By 1986, the pro-wrestling scene was experiencing a boom as it had never seen before, with WWE leading the way. Seeing a great opportunity, Free Radical Software developed a video game named, “Championship Wrestling”, which was released that year by Epyx. It was available for two of the most popular 8-bit computers at the time -the Apple II and Commodore 64- as well as the Apple IIGS and Atari ST.

Championship Wrestling featured eight wrestlers, with most of them being very similar to specific real-life wrestlers either in gimmick and/or appearance. For example, Prince Vicious was flamboyant, Zeke Weasel was a country boy, Colonel Rooski was a Russian, The Berserker was wild and had a makeup design on his face, Howling Manslayer was a Native American, and K.C. Colossus had a blonde mustache and wore yellow boots and trunks.

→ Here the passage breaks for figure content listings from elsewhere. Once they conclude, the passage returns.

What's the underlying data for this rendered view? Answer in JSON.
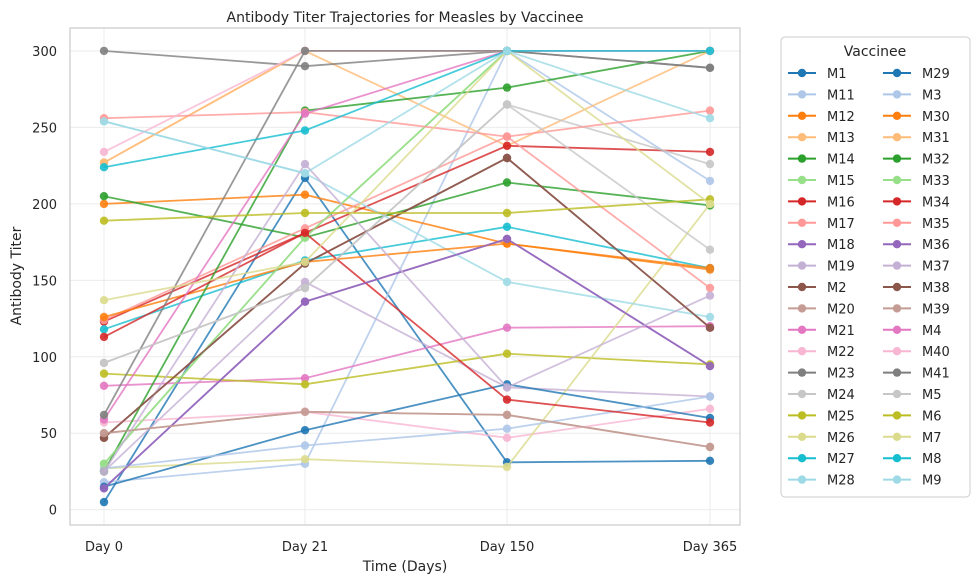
{
  "chart_data": {
    "type": "line",
    "title": "Antibody Titer Trajectories for Measles by Vaccinee",
    "xlabel": "Time (Days)",
    "ylabel": "Antibody Titer",
    "categories": [
      "Day 0",
      "Day 21",
      "Day 150",
      "Day 365"
    ],
    "yticks": [
      0,
      50,
      100,
      150,
      200,
      250,
      300
    ],
    "ylim": [
      -10,
      315
    ],
    "grid": true,
    "legend": {
      "title": "Vaccinee",
      "placement": "outside-right",
      "columns": 2
    },
    "series": [
      {
        "name": "M1",
        "color": "#1f77b4",
        "values": [
          5,
          217,
          31,
          32
        ]
      },
      {
        "name": "M11",
        "color": "#aec7e8",
        "values": [
          18,
          30,
          300,
          215
        ]
      },
      {
        "name": "M12",
        "color": "#ff7f0e",
        "values": [
          200,
          206,
          174,
          157
        ]
      },
      {
        "name": "M13",
        "color": "#ffbb78",
        "values": [
          227,
          300,
          238,
          300
        ]
      },
      {
        "name": "M14",
        "color": "#2ca02c",
        "values": [
          205,
          178,
          214,
          199
        ]
      },
      {
        "name": "M15",
        "color": "#98df8a",
        "values": [
          30,
          178,
          300,
          300
        ]
      },
      {
        "name": "M16",
        "color": "#d62728",
        "values": [
          123,
          181,
          238,
          234
        ]
      },
      {
        "name": "M17",
        "color": "#ff9896",
        "values": [
          124,
          184,
          244,
          145
        ]
      },
      {
        "name": "M18",
        "color": "#9467bd",
        "values": [
          14,
          136,
          177,
          94
        ]
      },
      {
        "name": "M19",
        "color": "#c5b0d5",
        "values": [
          25,
          149,
          80,
          74
        ]
      },
      {
        "name": "M2",
        "color": "#8c564b",
        "values": [
          47,
          161,
          230,
          119
        ]
      },
      {
        "name": "M20",
        "color": "#c49c94",
        "values": [
          50,
          64,
          62,
          41
        ]
      },
      {
        "name": "M21",
        "color": "#e377c2",
        "values": [
          81,
          86,
          119,
          120
        ]
      },
      {
        "name": "M22",
        "color": "#f7b6d2",
        "values": [
          57,
          64,
          47,
          66
        ]
      },
      {
        "name": "M23",
        "color": "#7f7f7f",
        "values": [
          300,
          290,
          300,
          289
        ]
      },
      {
        "name": "M24",
        "color": "#c7c7c7",
        "values": [
          96,
          145,
          265,
          226
        ]
      },
      {
        "name": "M25",
        "color": "#bcbd22",
        "values": [
          89,
          82,
          102,
          95
        ]
      },
      {
        "name": "M26",
        "color": "#dbdb8d",
        "values": [
          27,
          33,
          28,
          200
        ]
      },
      {
        "name": "M27",
        "color": "#17becf",
        "values": [
          118,
          163,
          185,
          158
        ]
      },
      {
        "name": "M28",
        "color": "#9edae5",
        "values": [
          254,
          220,
          149,
          126
        ]
      },
      {
        "name": "M29",
        "color": "#1f77b4",
        "values": [
          15,
          52,
          82,
          60
        ]
      },
      {
        "name": "M3",
        "color": "#aec7e8",
        "values": [
          27,
          42,
          53,
          74
        ]
      },
      {
        "name": "M30",
        "color": "#ff7f0e",
        "values": [
          126,
          162,
          174,
          158
        ]
      },
      {
        "name": "M31",
        "color": "#ffbb78",
        "values": [
          227,
          300,
          300,
          300
        ]
      },
      {
        "name": "M32",
        "color": "#2ca02c",
        "values": [
          25,
          261,
          276,
          300
        ]
      },
      {
        "name": "M33",
        "color": "#98df8a",
        "values": [
          30,
          178,
          300,
          300
        ]
      },
      {
        "name": "M34",
        "color": "#d62728",
        "values": [
          113,
          181,
          72,
          57
        ]
      },
      {
        "name": "M35",
        "color": "#ff9896",
        "values": [
          256,
          260,
          244,
          261
        ]
      },
      {
        "name": "M36",
        "color": "#9467bd",
        "values": [
          14,
          136,
          177,
          94
        ]
      },
      {
        "name": "M37",
        "color": "#c5b0d5",
        "values": [
          25,
          226,
          80,
          140
        ]
      },
      {
        "name": "M38",
        "color": "#8c564b",
        "values": [
          47,
          161,
          230,
          119
        ]
      },
      {
        "name": "M39",
        "color": "#c49c94",
        "values": [
          50,
          64,
          62,
          41
        ]
      },
      {
        "name": "M4",
        "color": "#e377c2",
        "values": [
          59,
          259,
          300,
          300
        ]
      },
      {
        "name": "M40",
        "color": "#f7b6d2",
        "values": [
          234,
          300,
          300,
          300
        ]
      },
      {
        "name": "M41",
        "color": "#7f7f7f",
        "values": [
          62,
          300,
          300,
          289
        ]
      },
      {
        "name": "M5",
        "color": "#c7c7c7",
        "values": [
          96,
          145,
          265,
          170
        ]
      },
      {
        "name": "M6",
        "color": "#bcbd22",
        "values": [
          189,
          194,
          194,
          203
        ]
      },
      {
        "name": "M7",
        "color": "#dbdb8d",
        "values": [
          137,
          162,
          300,
          200
        ]
      },
      {
        "name": "M8",
        "color": "#17becf",
        "values": [
          224,
          248,
          300,
          300
        ]
      },
      {
        "name": "M9",
        "color": "#9edae5",
        "values": [
          254,
          220,
          300,
          256
        ]
      }
    ]
  }
}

It is rumored that the original plan was for this video game to be the first-ever WWE video game but ultimately the license did not come to fruition. This rumor is unlikely, considering the fact that many of the characters did not remotely resemble wrestlers who were on the WWE roster around the time that Championship Wrestling was published.

Nonetheless, Championship Wrestling was a good game for Free Radical Software and Epyx to use for their debut on the pro-wrestling video game scene. Its graphics were better and provided a larger selection of moves than Tag Team Wrestling, which was the first pro-wrestling video game and had made its debut three years earlier.

The Commodore 64 version of Championship Wrestling can still be found today on Amazon. Currently, no one owns the trademark for Championship Wrestling. Epyx went defunct in 1993, and with continued use not filed within the grace period (it had most recently been filed in August 1987), the USPTO declared the trademark un-revivable in October 1994.

However, being that Epyx no longer exists, someone else could file for the trademark. This would be a great opportunity for a company that wants to publish a pro-wrestling game with an already established brand. An updated version of Championship Wrestling can be created, featuring contemporary wrestlers, with improved graphics.

Championship Wrestling was a game that was greatly enjoyed by pro-wrestling fans in the 1980s, and many of them are parents of young pro-wrestling fans today.  The parent who is buying video games as a gift for their child but is unsure as to which games to buy, will very likely choose the game that has the familiar, “Championship Wrestling” brand that they remember from decades ago. Therefore, the brand still has value.